Lisbeth, te amo
Lo siento Mikael, la culpa es de Stieg. Ese maldito colega sueco que murió arrojándola a mis brazos después de que tú decidieses seguir jugando con Erika, tu amante y compañera en la redacción de “Millenium”. Cuando leí la última página de “Los hombres que no amaban a las mujeres” lo primero que se me vino a la mente es que tenía que conquistar a Lisbeth Salander. Y me fui con mi Eva a una librería para hacerme con la segunda entrega de la trilogía de Larsson. Y ahí ando, enfrascado en “La chica que soñaba con una cerilla y un bidón de gasolina”. Buceando en cada palabra, saboreando cada párrafo, deleitándome en una narración que fluye y anega mis adentros con las más verosímiles de las increíbles historias periodísticas contenidas en una novela negra.

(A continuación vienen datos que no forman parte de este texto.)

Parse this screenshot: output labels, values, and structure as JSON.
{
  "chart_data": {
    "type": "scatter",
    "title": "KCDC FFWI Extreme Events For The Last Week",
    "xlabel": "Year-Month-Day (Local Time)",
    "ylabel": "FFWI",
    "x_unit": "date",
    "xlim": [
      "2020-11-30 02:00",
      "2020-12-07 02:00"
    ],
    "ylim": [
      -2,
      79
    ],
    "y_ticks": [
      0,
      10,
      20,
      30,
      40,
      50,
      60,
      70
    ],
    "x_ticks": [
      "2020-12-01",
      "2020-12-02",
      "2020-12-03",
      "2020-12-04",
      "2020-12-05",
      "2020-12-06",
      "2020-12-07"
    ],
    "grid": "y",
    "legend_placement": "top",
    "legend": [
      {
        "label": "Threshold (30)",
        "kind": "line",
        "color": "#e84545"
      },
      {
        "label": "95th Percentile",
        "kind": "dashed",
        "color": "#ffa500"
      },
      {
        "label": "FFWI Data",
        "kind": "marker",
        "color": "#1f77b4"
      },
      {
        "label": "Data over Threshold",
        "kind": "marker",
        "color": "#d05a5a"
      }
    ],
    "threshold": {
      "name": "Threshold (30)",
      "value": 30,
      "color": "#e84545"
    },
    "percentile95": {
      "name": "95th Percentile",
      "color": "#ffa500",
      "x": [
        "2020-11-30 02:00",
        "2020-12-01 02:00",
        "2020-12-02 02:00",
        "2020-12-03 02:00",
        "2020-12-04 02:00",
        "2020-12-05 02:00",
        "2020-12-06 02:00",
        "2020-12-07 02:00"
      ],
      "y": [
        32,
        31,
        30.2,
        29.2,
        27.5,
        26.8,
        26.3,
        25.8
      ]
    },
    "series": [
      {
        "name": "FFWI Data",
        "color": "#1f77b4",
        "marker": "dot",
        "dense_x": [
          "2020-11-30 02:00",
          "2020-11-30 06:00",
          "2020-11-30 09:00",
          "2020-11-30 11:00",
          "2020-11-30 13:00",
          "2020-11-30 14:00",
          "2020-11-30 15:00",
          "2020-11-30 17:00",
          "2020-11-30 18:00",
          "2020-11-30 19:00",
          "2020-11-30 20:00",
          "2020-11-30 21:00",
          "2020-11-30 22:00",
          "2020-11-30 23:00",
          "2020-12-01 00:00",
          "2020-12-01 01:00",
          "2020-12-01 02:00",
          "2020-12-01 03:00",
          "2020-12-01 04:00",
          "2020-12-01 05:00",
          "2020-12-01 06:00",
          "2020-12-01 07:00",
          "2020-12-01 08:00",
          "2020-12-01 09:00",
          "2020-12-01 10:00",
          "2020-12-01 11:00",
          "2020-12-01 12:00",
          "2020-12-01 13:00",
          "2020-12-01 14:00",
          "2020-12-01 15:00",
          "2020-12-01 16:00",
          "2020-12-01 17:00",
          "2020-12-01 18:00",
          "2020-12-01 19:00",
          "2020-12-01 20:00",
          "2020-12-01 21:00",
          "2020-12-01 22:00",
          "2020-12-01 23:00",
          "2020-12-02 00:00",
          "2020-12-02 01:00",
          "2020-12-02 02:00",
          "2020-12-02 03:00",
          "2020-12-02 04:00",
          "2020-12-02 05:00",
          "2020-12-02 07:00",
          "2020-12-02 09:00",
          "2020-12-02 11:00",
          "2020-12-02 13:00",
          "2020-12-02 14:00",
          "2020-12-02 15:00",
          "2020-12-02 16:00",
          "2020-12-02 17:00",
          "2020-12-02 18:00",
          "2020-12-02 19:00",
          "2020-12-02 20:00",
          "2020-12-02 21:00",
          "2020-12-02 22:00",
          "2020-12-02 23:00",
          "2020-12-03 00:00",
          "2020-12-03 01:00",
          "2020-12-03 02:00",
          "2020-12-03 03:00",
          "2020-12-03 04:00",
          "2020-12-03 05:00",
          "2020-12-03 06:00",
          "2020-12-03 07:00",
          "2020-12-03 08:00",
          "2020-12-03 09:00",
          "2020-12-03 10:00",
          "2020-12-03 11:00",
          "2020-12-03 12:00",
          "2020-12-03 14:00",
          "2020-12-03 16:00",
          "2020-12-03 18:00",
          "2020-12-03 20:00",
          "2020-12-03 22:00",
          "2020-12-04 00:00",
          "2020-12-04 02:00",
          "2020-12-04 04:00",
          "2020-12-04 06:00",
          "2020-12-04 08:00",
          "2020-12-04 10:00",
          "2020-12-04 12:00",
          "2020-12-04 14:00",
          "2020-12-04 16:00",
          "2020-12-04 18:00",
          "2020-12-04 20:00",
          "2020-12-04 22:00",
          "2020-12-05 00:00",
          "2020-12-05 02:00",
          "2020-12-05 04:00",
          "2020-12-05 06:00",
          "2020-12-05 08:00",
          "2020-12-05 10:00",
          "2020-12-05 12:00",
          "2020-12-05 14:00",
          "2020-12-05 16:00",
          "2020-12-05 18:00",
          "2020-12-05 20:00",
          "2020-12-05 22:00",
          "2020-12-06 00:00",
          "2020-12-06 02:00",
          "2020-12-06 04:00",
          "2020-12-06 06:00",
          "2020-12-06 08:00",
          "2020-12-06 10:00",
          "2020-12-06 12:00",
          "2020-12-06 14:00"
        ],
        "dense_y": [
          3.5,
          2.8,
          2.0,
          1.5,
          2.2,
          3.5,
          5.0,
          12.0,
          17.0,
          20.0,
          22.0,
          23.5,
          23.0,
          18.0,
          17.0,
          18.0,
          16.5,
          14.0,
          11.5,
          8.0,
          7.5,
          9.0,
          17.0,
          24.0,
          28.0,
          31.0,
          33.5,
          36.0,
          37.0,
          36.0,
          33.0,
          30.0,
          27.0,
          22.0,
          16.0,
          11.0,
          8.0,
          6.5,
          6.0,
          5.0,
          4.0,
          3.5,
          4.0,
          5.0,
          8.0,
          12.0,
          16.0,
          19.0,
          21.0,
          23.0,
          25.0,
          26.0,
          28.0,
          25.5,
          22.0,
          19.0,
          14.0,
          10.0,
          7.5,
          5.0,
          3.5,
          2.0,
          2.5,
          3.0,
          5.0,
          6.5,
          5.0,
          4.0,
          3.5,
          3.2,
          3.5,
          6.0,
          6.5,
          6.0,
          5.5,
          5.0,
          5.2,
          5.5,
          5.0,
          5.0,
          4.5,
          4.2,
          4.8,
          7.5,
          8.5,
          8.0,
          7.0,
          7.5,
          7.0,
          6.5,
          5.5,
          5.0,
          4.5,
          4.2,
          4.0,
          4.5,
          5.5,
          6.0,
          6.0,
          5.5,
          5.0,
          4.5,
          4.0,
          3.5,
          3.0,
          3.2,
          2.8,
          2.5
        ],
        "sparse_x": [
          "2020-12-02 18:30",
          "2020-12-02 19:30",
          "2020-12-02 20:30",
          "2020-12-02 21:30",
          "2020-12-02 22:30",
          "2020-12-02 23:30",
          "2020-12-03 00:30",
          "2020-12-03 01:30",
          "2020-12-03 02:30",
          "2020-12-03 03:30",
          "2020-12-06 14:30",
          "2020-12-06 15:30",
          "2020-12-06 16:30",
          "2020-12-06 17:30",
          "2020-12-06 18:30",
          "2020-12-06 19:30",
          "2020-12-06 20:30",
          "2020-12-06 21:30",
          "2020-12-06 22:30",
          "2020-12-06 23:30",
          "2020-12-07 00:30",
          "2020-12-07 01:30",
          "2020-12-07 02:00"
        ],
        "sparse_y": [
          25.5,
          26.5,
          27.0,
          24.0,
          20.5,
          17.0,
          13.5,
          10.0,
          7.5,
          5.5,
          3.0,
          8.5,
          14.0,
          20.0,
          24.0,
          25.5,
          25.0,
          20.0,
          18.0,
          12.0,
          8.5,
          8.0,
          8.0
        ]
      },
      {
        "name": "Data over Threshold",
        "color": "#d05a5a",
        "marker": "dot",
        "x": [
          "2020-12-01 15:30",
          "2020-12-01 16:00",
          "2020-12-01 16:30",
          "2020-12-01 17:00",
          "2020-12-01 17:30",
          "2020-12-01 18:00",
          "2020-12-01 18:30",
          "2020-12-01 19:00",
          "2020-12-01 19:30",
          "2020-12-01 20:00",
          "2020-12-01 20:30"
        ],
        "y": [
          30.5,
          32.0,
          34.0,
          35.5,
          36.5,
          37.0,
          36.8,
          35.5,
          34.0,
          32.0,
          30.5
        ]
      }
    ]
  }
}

Mikael, sé que no la das por perdida. Sé que todos los periodistas como Larsson, como tú y como yo, estamos predestinados a enamorarnos de Lisbeth Salander. Experta informática, amante desinhibida, poco dada al parloteo inútil y valiente donde las haya. Una mujer discreta, de acción sobrehumana, con memoria fotográfica y una historia traumática de infancia. Salander es el prototipo de chica desadaptada crecida en un ambiente hostil con un gran trauma a sus espaldas capaz de resurgir de sus cenizas y convertirse en el Ave Fénix que endulza todos mis sueños.
Estoy terminando el segundo volumen. Supongo que al final acabarás por recuperarla. Ahora las cosas no van bien entre vosotros, pero tengo la esperanza de que pronto todo se aclare. Entonces, amigo Blomkvist, sólo querré meterme en tu piel, ser el periodista arriesgado, concienzudo y de recia moral capaz de destruir un imperio económico fraudulento, de poner al descubierto la hipocresía social frente a la trata de mujeres y, sobre todo, de disfrutar de una felicidad moderada junto a Lisbeth en tu refugio de libros, discos y caricias a orillas de cualquier mar.